U.K. telco regulator imposes temporary measures on leased line market in light of BT’s successful appeal
Ofcom on Thursday launched a fresh attempt to force BT to offer dark fibre access (DFA).
The U.K. telco regulator is also revoking measures it applied as part of its 2016 Business Connectivity Market Review (BCMR), and imposing a set of temporary measures instead.
The announcement comes in the wake of a Competition Appeal Tribunal (CAT) decision in July that ruled Ofcom’s BCMR included inaccurate market definitions. That ruling led to BT scrapping its plan to introduce dark fibre access, which had been mandated by Ofcom in its now quashed BCMR.
Specifically, the CAT ruled that Ofcom was wrong to define a single product market for contemporary interface symmetric broadband origination (CISBO) services – which covers wholesale leased line services using modern interfaces, including Ethernet and WDM – of all bandwidths.
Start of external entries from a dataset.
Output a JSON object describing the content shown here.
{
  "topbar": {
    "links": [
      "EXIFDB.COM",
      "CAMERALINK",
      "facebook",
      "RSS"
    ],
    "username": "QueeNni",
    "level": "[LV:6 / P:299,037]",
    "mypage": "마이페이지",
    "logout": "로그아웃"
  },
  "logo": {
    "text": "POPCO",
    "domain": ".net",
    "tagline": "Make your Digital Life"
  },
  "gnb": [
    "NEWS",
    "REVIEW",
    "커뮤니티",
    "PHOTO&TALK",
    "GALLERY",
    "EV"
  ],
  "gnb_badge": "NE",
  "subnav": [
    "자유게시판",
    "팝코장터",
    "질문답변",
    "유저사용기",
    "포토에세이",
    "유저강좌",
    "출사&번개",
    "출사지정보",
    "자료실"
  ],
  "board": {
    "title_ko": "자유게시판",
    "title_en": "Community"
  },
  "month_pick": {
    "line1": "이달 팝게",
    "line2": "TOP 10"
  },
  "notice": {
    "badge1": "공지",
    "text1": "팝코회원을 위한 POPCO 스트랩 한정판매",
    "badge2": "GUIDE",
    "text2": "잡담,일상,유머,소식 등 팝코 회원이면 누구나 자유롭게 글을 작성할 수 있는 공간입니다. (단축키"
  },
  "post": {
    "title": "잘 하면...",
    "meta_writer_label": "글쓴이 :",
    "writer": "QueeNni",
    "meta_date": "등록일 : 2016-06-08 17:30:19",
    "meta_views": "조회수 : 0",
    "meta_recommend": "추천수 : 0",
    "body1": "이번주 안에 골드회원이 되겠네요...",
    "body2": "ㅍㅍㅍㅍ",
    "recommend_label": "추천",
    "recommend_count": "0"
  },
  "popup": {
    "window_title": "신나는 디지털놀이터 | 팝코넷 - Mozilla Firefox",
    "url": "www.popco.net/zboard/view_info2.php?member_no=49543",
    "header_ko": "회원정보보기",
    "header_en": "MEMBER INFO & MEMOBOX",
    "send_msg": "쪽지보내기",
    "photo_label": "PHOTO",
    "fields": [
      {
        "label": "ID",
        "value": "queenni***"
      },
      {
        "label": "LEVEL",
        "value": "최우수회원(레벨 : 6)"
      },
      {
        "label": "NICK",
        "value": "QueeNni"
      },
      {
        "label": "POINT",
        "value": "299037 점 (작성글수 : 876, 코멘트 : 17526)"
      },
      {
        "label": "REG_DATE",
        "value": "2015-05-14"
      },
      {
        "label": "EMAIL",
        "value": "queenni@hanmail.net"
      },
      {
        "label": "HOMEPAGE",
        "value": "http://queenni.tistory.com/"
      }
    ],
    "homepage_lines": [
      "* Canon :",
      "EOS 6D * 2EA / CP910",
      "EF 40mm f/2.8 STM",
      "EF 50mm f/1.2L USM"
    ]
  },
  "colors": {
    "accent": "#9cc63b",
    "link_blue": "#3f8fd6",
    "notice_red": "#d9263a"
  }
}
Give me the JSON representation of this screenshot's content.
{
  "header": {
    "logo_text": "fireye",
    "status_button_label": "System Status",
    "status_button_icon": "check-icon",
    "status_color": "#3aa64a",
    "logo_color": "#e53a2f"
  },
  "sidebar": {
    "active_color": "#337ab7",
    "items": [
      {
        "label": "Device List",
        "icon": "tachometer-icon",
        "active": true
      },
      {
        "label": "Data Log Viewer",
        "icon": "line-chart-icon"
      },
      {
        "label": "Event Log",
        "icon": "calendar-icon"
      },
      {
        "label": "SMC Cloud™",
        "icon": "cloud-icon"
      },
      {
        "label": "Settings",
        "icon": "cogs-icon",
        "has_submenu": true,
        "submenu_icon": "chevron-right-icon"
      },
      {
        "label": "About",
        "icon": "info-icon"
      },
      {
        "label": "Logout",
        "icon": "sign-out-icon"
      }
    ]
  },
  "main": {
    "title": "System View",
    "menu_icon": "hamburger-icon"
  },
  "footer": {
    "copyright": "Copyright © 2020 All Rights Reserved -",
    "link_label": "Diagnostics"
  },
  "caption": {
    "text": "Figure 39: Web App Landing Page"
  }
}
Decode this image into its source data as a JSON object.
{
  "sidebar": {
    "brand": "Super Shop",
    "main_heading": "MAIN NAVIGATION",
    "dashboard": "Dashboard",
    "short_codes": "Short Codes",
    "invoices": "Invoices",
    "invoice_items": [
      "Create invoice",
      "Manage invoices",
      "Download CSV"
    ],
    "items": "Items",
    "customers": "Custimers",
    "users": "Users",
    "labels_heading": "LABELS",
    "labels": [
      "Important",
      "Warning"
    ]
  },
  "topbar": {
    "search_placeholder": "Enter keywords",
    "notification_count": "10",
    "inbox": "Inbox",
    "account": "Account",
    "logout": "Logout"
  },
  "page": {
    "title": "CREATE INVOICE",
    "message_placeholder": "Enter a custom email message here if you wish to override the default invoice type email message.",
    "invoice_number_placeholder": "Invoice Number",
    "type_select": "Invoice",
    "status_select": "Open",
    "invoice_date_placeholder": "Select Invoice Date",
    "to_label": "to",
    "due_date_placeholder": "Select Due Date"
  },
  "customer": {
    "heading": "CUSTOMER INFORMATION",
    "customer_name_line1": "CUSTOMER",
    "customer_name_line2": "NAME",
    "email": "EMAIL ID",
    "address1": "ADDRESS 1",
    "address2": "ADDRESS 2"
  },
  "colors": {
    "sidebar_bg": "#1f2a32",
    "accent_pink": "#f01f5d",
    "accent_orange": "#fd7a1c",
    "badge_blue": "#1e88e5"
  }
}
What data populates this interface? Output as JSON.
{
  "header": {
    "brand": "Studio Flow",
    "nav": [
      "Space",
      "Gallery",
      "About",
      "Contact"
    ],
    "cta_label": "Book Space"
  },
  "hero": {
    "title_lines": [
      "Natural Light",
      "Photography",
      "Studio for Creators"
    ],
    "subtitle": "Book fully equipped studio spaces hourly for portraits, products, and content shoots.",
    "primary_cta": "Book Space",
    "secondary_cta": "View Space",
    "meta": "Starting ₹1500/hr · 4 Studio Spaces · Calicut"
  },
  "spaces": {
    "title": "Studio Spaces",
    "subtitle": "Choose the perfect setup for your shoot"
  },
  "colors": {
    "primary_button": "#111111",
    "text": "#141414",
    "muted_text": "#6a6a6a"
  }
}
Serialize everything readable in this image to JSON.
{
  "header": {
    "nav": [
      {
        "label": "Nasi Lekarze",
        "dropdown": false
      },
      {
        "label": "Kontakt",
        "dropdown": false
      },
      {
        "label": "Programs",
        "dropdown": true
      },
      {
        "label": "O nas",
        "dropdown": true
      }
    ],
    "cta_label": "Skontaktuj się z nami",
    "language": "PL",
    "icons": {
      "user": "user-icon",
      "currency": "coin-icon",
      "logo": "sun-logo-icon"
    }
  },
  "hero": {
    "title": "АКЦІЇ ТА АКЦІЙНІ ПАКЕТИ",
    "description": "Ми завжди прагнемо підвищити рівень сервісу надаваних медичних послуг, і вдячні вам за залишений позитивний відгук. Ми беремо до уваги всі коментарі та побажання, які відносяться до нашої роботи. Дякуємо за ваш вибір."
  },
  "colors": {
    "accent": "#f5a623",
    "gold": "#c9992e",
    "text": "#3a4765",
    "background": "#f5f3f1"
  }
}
The watchdog was also ruled to have mistakenly defined the rest of the U.K. (RoUK) excluding Central London and Hull as a single geographic area, and was therefore wrong to conclude that BT held significant market power (SMP) in RoUK.
In response, Ofcom on Thursday said it has divided CISBO services into two categories: lower-bandwidth CISBO, which covers speeds of up to 1 Gbps, and higher bandwidth CISBO, which is speeds of 1 Gbps and above.
Ofcom also tweaked its RoUK definition to exclude the central business districts of Birmingham, Glasgow, Leeds, and the Central London Area.
Based on these refined definitions, Ofcom concluded that BT still enjoys significant market power in the rest of the U.K. in the market for lower-bandwidth CISBO services, and imposed a set of temporary remedies on BT that will be valid until Ofcom’s next BCMR.
These various requirements include, but are not limited to, providing a reference offer, enabling network access upon reasonable request, and not discriminating unduly. The remedies also include charge controls.
Also on Thursday, Ofcom launched a new, revised consultation that proposes forcing BT to offer dark fibre access – where competitors are allowed to install their own equipment at either end of BT’s unlit fibre.
"We continue to believe that introducing dark fibre would promote efficiency and better sustain effective competition than would be possible with active remedies alone," Ofcom said, in its consultation.
Ofcom noted that BT has already carried out most of the preparations for launching DFA.
"We therefore propose that BT should be required to launch the dark fibre product, including the publication of the RO (reference offer), within one month of the publication of our final statement," Ofcom said.
Interested parties have until 29 December to submit their responses. Ofcom expects to issue a statement in early 2018.